Trump signed Tax Cuts and Jobs Act into law in the final days of 2017. It cut the corporate tax rate to 21 percent from 35 percent. And for profits held overseas, there was a special rate of 15.5 percent on cash and 8 percent on non-liquid assets, meant to encourage companies to bring the money back to the US Once back, the theory went, the companies would invest it domestically, boosting the economy.
US companies ended up saving 30 percent in tax expenses overall in 2018, according to ITEP. Tech companies were the main beneficiaries of the cash repatriation provision. Before the law, the largest overseas cash hoards among US companies were held by Apple, Microsoft Corp., Cisco Systems Inc., Oracle Corp. and Alphabet.
While it’s still too soon to measure the full consequences of the law, there are signs it will miss the stated goals. Trump said it would bring $4 trillion in overseas cash back to the US Corporate America repatriated $665 billion in 2018, according to the Commerce Department. Tech sector buybacks ate up more than half of that. Trump said the corporate tax cuts would spur so much economic activity that they would pay for themselves. But economic growth hasn’t improved: 2.3 percent year-over-year growth in the final quarter of 2017 versus 2.2 percent in the last three months of 2018.
Bloomberg analysed 2018 spending by 10 of the largest US tech companies: Alphabet, Amazon.com Inc., Apple, Cisco, Facebook, Intel Corp., International Business Machines Corp., Microsoft, Oracle and Qualcomm Inc. The study looked at six common uses of corporate cash: buybacks, dividends, hiring, acquisitions, capital expenditures and research and development. The 2018 statistics were compared with previous years.
Apple, Microsoft, Cisco, Oracle and Qualcomm have fiscal years that don’t follow calendar years. They haven’t yet disclosed employee numbers for the end of 2018. For the remaining companies, worker ranks grew 8.7 percent in 2018, versus 24 percent the year before.
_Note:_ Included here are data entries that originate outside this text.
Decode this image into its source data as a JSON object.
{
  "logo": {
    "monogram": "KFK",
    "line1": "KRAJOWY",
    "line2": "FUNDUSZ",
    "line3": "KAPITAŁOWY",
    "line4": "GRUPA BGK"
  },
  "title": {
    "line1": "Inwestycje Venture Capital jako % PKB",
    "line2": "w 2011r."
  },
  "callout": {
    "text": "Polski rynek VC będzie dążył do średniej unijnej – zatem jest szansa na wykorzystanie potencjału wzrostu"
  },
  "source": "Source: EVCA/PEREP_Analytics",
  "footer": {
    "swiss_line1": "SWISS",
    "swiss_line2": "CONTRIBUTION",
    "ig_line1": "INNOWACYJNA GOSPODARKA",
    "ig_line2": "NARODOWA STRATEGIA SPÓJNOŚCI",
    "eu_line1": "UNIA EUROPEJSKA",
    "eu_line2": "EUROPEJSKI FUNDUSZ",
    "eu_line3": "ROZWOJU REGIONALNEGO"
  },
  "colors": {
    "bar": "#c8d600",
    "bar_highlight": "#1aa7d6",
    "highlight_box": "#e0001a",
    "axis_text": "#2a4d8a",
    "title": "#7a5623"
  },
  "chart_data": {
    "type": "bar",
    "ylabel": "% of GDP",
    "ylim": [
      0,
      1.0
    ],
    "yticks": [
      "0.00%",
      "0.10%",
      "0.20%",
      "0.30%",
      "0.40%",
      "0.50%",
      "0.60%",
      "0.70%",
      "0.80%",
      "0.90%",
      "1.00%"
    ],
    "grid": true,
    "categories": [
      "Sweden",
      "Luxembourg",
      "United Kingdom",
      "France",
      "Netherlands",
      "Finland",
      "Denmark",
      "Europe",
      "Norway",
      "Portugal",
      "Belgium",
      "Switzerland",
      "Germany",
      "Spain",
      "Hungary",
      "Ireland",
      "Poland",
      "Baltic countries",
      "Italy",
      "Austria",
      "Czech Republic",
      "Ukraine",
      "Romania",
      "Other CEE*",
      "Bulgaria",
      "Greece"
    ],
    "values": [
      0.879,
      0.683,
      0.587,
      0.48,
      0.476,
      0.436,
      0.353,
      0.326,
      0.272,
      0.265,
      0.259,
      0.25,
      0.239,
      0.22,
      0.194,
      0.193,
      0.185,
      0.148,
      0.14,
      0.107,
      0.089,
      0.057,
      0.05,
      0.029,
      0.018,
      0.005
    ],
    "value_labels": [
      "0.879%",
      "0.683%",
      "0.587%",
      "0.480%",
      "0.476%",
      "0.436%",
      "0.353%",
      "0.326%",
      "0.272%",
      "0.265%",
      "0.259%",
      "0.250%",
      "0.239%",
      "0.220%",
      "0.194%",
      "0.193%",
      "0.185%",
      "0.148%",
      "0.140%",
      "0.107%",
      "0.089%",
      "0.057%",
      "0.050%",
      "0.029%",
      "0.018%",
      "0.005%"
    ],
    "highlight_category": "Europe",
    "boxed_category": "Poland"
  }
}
These are global numbers, too. So it’s unclear how many of these jobs were created in the US. Gardner, from ITEP, said tech companies may not be hiring as many workers as they are seeking because of the difficulty in finding people who have the right skills for technical jobs.
Other measures of tech job growth tell a similar story. Information technology employment in the US grew 2.6 percent in 2018, versus 4.4 percent a year earlier, according to government data compiled by CompTIA, a tech industry trade group.
Research and development spending by the 10 tech companies studied by Bloomberg rose 17 percent last year — a slight uptick from the 15 percent increase in 2017. The acceleration was largely driven by Alphabet and Amazon, which have invested heavily in cloud computing.
Capital expenditures surged in 2018 as Alphabet and Facebook nearly doubled this type of spending, which includes computers for their huge data centers, and Intel boosted its capital expenditures 29 percent. A chunk of Intel’s increased spending went to re-equip a memory chip plant in China. That helped bump the companies’ overall metric to
40 percent growth, from 23 percent the year before.
After swelling in 2017, the amount of cash tech giants used for mergers and acquisitions collapsed in 2018.
Tech giants spent a combined $50 billion on dividends last year. Dividend growth was one percentage point higher than the previous year, but smaller than the acceleration in 2016. Those 10 tech companies spent more than $169 billion on buybacks last year, up from $109 billion in 2017. The final number will rise as some of the
companies with off-year fiscal calendars disclose more information about their repurchases.